Sentiment Analysis: What is it and how does it work?
Sentiment analysis is the ultimate buzzword. And as buzzwords go, it's a concept that's very often misunderstood.
At Awario, we just released a brand new sentiment analysis system, and we've been getting a lot of questions about sentiment since. With any luck, this guide will help you learn more about sentiment analysis: from how it's used to the ins and outs of the mechanics behind it. Here are the main questions I'm going to try and answer in this article; feel free to click on whichever ones you're most interested in!
Let's start with the elephant of a question:
What is sentiment analysis?
Sentiment analysis, also called opinion mining, is the process of determining the emotion (often classified as positive, negative, or neutral) expressed by someone towards a topic or phenomenon. In the context of social listening and online reputation management, sentiment analysis is most commonly used to capture the voice of the customer and determine the attitude of consumers towards a brand, company, product, or person.
How is sentiment analysis used?
Sentiment analysis is arguably the most important thing to look for in a social listening tool. From analyzing brand health to improving customer service, here are some of the main things sentiment analysis tools help you do.
1. Monitor brand health
Sentiment analysis is an important part of monitoring your brand and assessing brand health. In your social media monitoring dashboard, keep an eye on the ratio of positive and negative mentions within the conversations about your brand and look into the key themes within both positive and negative conversations to learn what your customers tend to praise and complain about the most.

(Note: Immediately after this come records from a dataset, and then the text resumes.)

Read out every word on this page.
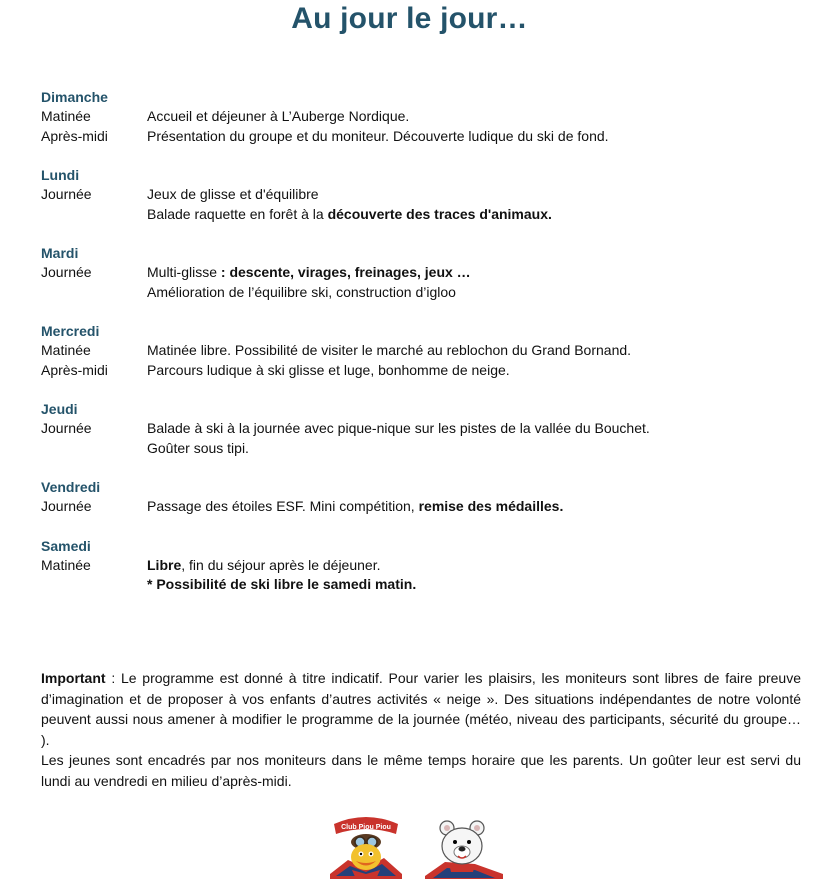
Au jour le jour…
Dimanche
Matinée	Accueil et déjeuner à L’Auberge Nordique.
Après-midi	Présentation du groupe et du moniteur. Découverte ludique du ski de fond.
Lundi
Journée	Jeux de glisse et d'équilibre
Balade raquette en forêt à la découverte des traces d'animaux.
Mardi
Journée	Multi-glisse : descente, virages, freinages, jeux …
Amélioration de l’équilibre ski, construction d’igloo
Mercredi
Matinée	Matinée libre. Possibilité de visiter le marché au reblochon du Grand Bornand.
Après-midi	Parcours ludique à ski glisse et luge, bonhomme de neige.
Jeudi
Journée	Balade à ski à la journée avec pique-nique sur les pistes de la vallée du Bouchet.
Goûter sous tipi.
Vendredi
Journée	Passage des étoiles ESF. Mini compétition, remise des médailles.
Samedi
Matinée	Libre, fin du séjour après le déjeuner.
* Possibilité de ski libre le samedi matin.

Important : Le programme est donné à titre indicatif. Pour varier les plaisirs, les moniteurs sont libres de faire preuve d’imagination et de proposer à vos enfants d’autres activités « neige ». Des situations indépendantes de notre volonté peuvent aussi nous amener à modifier le programme de la journée (météo, niveau des participants, sécurité du groupe… ).

Les jeunes sont encadrés par nos moniteurs dans le même temps horaire que les parents. Un goûter leur est servi du lundi au vendredi en milieu d’après-midi.

Club Piou Piou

2. Spot reputation crises early
Sentiment analysis isn't only used for social media analytics and reporting. It's just as important to log into your social listening dashboard daily and look out for any spikes in negative mentions - this way, you'll be able to catch a reputation crisis early and prevent it from turning into a full-on disaster. In Awario, with the help of Insights, you can also see the reasons behind any spikes in the volume of negative or positive conversations. By clicking on these insights, you can dig deeper into the data and see what caused the influx of negative (or positive) mentions.

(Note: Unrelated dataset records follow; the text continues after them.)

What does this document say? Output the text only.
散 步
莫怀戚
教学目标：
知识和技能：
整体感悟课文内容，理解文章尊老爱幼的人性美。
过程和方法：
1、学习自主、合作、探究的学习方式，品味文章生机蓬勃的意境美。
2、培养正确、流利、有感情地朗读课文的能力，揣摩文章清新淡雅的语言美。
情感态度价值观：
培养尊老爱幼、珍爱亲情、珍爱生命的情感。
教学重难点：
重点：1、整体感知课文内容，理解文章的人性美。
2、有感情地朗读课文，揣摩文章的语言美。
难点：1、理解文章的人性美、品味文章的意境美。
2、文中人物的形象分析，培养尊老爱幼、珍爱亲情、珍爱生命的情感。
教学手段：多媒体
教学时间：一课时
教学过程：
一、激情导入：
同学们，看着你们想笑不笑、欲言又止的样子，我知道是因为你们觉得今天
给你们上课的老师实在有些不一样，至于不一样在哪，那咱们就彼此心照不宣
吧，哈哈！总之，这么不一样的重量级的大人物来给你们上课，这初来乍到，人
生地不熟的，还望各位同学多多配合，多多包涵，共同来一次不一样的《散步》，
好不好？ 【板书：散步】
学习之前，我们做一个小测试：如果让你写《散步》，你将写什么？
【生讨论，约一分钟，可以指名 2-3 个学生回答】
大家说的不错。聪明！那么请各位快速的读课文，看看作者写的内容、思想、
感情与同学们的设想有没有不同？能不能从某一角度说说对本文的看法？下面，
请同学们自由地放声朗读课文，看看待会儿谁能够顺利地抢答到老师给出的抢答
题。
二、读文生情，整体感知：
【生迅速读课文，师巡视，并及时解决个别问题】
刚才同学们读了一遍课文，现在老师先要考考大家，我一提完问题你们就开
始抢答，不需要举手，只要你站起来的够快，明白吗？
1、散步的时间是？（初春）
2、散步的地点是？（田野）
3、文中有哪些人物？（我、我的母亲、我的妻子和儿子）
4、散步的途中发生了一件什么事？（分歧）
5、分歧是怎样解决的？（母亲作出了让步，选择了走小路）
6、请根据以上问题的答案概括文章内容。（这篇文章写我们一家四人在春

3. Track performance of campaigns
In the same way you're monitoring your brand, you can track mentions of your marketing campaigns, collaborations, events you're organizing, or literally any other initiative by your company that generates buzz online. Just like with brand monitoring, you can use sentiment analysis to measure the overall sentiment around the campaign and look out for spikes to identify the reasons behind them.
4. Perform competitor analysis
Monitoring your competitors' sentiment will help you see which aspects of their products customers are most (and least) excited about. On top of that, competitor sentiment can also serve as a benchmark when you analyze the sentiment behind the mentions of your own brand and product. Let’s say, 50% of your mentions are positive, 40% are negative, and the rest are neutral. How do you know if that’s a good thing or a bad thing without a benchmark?
5. Improve customer care
Monitoring customer sentiment can also help your Customer Support team prioritize their work. Make sure to address negative mentions (particularly those with a higher reach) first - in Awario, you can do that by using filters in your mentions feed. If you catch these negative conversations early, chances are you can turn the situation around for this specific client, and improve the customer experience for other consumers.
How does sentiment analysis work?
In data science lingo, sentiment analysis is a classification problem: the algorithm is presented with pieces of text that need to be classified as positive, negative, or neutral. The problem is usually tackled with the help of Natural Language Processing (NLP) in one of these three ways: supervised machine learning, rule-based techniques, or a combination of the two approaches. Let's take a look at each of these methods.
1. Supervised machine learning
In supervised machine learning, the system is presented with a full set of labeled data for training. This dataset consists of documents whose sentiment has already been determined by human evaluators. The system then learns the classification factors of the document from the training set and labels new input data (the test set).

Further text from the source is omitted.